How Financial Aid Offices Can Promote Responsible Borrowing
Financial aid administrators in California outline the steps they’ve taken to increase responsible borrowing on their campus in a report released today by The Institute for College Access and Success (TICAS) and the California Community College Student Financial Aid Administrators Association (CCCSFAAA).
The report, Making Loans Work: How Community Colleges Support Responsible Student Borrowing, also describes the challenge colleges face because they have to balance access to loans with preventing irresponsible borrowing.
“On the one hand, as an entitlement program, federal loans are available to students who meet basic eligibility criteria,” the report states. “On the other hand, the government expects accountability from colleges whose students borrow. However, choosing to exit the federal loan program can undermine the college completion goals that so many states and colleges are establishing.”
The report draws on interviews with financial aid administrators at a diverse group of California community colleges to identify best practices for promoting responsible borrowing and access to financial aid.
Some schools add steps to the loan process to provide additional guidance and education for students. Others use technology to track at-risk students and improve communication.
Santa Rosa Junior College provides worksheets to help students plan and budget for college. The worksheets serve as a good substitute for in-person counseling, particularly for schools with limited staff and resources. The worksheets may also help the financial aid office identify students that need added attention.

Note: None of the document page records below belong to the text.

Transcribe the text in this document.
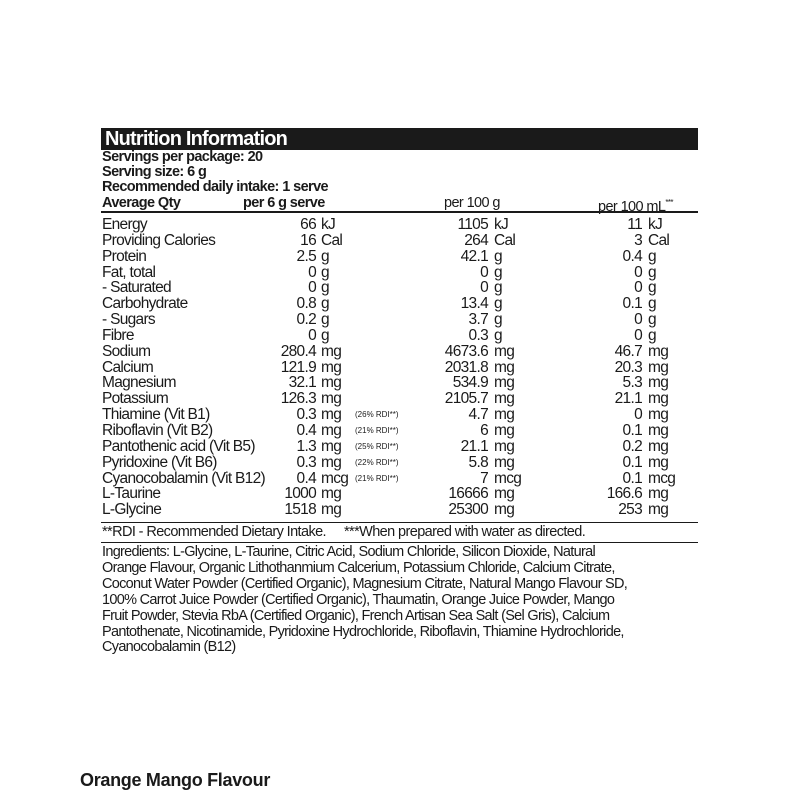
Nutrition Information
Servings per package: 20
Serving size: 6 g
Recommended daily intake: 1 serve
Average Qty	per 6 g serve	per 100 g	per 100 mL***
Energy	66 kJ	1105 kJ	11 kJ
Providing Calories	16 Cal	264 Cal	3 Cal
Protein	2.5 g	42.1 g	0.4 g
Fat, total	0 g	0 g	0 g
- Saturated	0 g	0 g	0 g
Carbohydrate	0.8 g	13.4 g	0.1 g
- Sugars	0.2 g	3.7 g	0 g
Fibre	0 g	0.3 g	0 g
Sodium	280.4 mg	4673.6 mg	46.7 mg
Calcium	121.9 mg	2031.8 mg	20.3 mg
Magnesium	32.1 mg	534.9 mg	5.3 mg
Potassium	126.3 mg	2105.7 mg	21.1 mg
Thiamine (Vit B1)	0.3 mg (26% RDI**)	4.7 mg	0 mg
Riboflavin (Vit B2)	0.4 mg (21% RDI**)	6 mg	0.1 mg
Pantothenic acid (Vit B5)	1.3 mg (25% RDI**)	21.1 mg	0.2 mg
Pyridoxine (Vit B6)	0.3 mg (22% RDI**)	5.8 mg	0.1 mg
Cyanocobalamin (Vit B12) 0.4 mcg (21% RDI**)	7 mcg	0.1 mcg
L-Taurine	1000 mg	16666 mg	166.6 mg
L-Glycine	1518 mg	25300 mg	253 mg
**RDI - Recommended Dietary Intake. ***When prepared with water as directed.
Ingredients: L-Glycine, L-Taurine, Citric Acid, Sodium Chloride, Silicon Dioxide, Natural
Orange Flavour, Organic Lithothanmium Calcerium, Potassium Chloride, Calcium Citrate,
Coconut Water Powder (Certified Organic), Magnesium Citrate, Natural Mango Flavour SD,
100% Carrot Juice Powder (Certified Organic), Thaumatin, Orange Juice Powder, Mango
Fruit Powder, Stevia RbA (Certified Organic), French Artisan Sea Salt (Sel Gris), Calcium
Pantothenate, Nicotinamide, Pyridoxine Hydrochloride, Riboflavin, Thiamine Hydrochloride,
Cyanocobalamin (B12)
Orange Mango Flavour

Santa Barbara City College ensures that every borrower receives in-person counseling every year they borrow. The counseling session covers academic progress, borrowing history, budgeting and plans for repayment.

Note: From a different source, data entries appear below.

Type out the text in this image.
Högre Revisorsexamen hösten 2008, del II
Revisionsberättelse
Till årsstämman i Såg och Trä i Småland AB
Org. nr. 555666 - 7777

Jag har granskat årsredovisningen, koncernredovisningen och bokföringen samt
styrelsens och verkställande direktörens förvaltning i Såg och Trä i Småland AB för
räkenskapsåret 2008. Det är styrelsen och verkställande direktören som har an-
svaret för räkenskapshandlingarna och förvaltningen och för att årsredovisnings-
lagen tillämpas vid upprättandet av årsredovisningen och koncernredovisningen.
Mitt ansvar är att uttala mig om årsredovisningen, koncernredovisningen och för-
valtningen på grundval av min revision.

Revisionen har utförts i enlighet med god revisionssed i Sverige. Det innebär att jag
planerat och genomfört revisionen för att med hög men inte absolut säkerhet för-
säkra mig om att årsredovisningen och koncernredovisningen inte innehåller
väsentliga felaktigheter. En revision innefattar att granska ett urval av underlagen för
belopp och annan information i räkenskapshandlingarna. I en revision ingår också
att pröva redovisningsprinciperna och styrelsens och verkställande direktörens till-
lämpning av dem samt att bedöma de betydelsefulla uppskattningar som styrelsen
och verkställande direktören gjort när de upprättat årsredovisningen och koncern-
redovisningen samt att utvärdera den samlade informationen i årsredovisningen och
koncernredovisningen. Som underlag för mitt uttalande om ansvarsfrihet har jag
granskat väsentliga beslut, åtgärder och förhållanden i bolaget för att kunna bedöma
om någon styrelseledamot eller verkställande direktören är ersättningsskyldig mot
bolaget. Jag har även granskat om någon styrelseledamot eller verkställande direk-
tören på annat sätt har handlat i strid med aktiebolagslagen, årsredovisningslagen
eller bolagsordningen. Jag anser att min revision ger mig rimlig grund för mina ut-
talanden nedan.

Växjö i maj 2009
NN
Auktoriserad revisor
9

Long Beach City College and City College of San Francisco bridge the gap between financial aid and academics by bringing academic counselors into the financial aid office.
At Antelope Valley College, students nearing 70 units must see a counselor and explain their plans for completing college or transferring. Mendocino College has a similar protocol.

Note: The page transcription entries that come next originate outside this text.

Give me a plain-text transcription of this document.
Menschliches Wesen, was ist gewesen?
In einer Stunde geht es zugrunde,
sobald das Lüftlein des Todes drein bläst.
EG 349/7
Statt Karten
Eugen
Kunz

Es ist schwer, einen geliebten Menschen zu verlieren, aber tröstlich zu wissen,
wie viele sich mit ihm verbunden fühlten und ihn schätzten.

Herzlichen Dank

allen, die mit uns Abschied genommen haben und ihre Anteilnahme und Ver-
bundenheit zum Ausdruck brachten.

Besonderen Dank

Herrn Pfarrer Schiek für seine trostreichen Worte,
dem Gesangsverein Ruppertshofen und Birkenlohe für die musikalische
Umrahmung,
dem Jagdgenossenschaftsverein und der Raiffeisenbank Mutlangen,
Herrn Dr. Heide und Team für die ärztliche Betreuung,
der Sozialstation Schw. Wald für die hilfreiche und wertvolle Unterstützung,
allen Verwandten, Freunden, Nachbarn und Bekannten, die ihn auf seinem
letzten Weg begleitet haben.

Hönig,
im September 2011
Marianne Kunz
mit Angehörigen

Many schools are harnessing technology to establish early warning systems to identify students at-risk of failing or defaulting and improve communication with students.
“While colleges are required to suspend financial aid for students who are not meeting SAP standards, there is nothing to stop them from offering help to students who are in danger of reaching that point,” the report states. “Automated systems help flag students who may be in danger of borrowing too much or defaulting on their loans and ensure that they get help to stay on track.”
The report also outlines the challenges associated with these initiatives.
“There are many facets to running a responsible loan program. It entails having sound procedures that are clearly communicated and consistently implemented,” the report states. “It also requires that states and colleges invest in financial aid staff and other resources. Those resources should include professional development to ensure staff are up-to-date on regulations and practices while using their time (and students’ time) efficiently.”
The report provides the U.S. Department of Education with recommendations to help prevent default and over-borrowing. TICAS and CCCSFAAA encourage ED to:
- Review the benefits of prorating federal student loans by attendance status using NSLDS and other available data.
- Assist schools in locating borrowers after they leave college to assist with default prevention efforts.
- Include financial aid applicants’ aid histories on the summary form colleges receive after students submit the FAFSA.
- Create an information clearinghouse, or up-to-date information on borrowing, for students.
- Consistently communicate best practices and effective initiatives to colleges.
- Better funding for the administration of financial aid.